Can you tell us who’s doing the initial mapping? How are things coordinated between the different teams?

This mapping is a consensus between all the plant’s departments (main departments) to agree on the standardization and mapping of its plant.

What are the difficulties of mapping? What are the pitfalls to avoid?

What’s hard about it? Perhaps it’s a question of simplifying your plant, especially when you have a complex plant with intersecting processes or process lines. This mapping must remain relatively simple, and the pitfall would be to go into too much detail and have a map that becomes unreadable.

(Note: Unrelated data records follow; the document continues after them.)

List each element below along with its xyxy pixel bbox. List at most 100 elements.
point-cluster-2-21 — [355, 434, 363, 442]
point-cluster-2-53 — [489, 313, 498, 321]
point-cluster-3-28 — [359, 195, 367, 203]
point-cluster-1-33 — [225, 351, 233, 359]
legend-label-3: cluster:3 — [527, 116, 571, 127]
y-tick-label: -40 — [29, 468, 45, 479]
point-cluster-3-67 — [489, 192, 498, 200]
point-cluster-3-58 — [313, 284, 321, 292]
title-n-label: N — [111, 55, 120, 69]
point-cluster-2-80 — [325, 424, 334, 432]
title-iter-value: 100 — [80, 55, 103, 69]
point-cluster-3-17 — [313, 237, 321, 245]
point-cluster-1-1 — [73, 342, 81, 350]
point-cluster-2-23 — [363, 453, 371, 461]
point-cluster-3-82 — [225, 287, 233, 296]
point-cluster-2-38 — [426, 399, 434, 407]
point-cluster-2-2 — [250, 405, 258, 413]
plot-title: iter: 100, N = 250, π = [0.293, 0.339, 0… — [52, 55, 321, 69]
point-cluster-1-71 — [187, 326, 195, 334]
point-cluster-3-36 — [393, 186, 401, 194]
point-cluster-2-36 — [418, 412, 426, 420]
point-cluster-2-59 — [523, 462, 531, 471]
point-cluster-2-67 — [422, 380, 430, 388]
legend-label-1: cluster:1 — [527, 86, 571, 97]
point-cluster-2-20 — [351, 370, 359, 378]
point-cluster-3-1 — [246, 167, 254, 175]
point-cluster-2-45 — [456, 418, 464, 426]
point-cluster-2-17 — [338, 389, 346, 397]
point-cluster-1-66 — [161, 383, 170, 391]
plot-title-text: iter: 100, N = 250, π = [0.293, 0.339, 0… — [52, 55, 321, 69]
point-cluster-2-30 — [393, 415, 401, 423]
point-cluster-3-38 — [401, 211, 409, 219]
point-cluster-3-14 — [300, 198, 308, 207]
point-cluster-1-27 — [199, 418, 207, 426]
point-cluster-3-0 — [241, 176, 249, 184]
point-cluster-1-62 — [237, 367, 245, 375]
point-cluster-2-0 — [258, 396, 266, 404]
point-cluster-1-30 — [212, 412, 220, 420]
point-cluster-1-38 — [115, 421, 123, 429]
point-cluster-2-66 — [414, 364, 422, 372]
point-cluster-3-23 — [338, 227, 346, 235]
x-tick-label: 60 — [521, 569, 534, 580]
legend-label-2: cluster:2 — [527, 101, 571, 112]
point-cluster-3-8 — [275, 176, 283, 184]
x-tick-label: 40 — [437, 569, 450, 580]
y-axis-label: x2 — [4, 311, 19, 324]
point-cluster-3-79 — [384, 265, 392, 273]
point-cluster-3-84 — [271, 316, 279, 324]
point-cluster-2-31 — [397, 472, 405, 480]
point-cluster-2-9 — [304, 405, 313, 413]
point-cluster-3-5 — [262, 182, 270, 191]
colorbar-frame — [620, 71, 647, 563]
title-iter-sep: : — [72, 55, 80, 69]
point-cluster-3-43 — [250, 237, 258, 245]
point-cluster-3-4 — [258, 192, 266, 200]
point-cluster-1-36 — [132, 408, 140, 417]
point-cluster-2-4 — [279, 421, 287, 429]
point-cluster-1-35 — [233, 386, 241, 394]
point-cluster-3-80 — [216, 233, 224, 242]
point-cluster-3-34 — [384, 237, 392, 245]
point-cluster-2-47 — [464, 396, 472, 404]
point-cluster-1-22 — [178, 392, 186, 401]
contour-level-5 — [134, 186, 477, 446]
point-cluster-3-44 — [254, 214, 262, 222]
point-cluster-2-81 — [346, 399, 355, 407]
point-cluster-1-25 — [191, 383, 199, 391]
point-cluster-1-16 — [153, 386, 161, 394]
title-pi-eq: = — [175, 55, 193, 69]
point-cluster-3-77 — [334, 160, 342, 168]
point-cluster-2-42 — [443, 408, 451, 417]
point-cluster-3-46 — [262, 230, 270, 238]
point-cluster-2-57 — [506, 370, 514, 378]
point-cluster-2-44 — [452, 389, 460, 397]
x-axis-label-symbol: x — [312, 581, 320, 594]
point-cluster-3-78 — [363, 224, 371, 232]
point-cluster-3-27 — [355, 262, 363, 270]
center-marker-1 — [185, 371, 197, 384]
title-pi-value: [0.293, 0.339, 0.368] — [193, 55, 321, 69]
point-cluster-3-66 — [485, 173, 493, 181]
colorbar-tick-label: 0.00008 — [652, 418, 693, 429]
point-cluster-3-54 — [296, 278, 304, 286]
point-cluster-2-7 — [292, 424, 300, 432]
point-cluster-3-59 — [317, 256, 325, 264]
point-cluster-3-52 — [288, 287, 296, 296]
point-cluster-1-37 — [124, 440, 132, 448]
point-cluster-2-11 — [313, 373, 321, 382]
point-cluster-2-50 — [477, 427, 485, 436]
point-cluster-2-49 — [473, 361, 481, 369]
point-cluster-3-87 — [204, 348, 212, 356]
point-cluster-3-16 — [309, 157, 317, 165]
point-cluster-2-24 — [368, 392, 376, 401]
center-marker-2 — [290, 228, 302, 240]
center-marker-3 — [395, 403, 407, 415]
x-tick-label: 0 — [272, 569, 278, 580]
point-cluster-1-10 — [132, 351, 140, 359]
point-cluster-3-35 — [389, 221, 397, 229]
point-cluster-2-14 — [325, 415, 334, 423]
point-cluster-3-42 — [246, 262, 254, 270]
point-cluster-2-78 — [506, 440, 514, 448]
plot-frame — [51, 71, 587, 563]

This mapping is the starting point for any plant analysis, whether it’s an energy audit or some other kind of audit, and will be used to contextualize the data.

In a nutshell

Initial mapping involves dividing a plant into blocks. This breakdown into blocks becomes your standard to impose when an external or internal player comes to analyze your plant.

Initial mapping gives you a synthetic, global view of all your plant’s processes and flows.

It allows you to:

1. Visualize all plant components, from raw materials to finished products, processes and utilities.
2. Finally, it lays the foundations for defining THE standard for your plant.

In short, initial mapping is the starting point for your industrial environmental transition.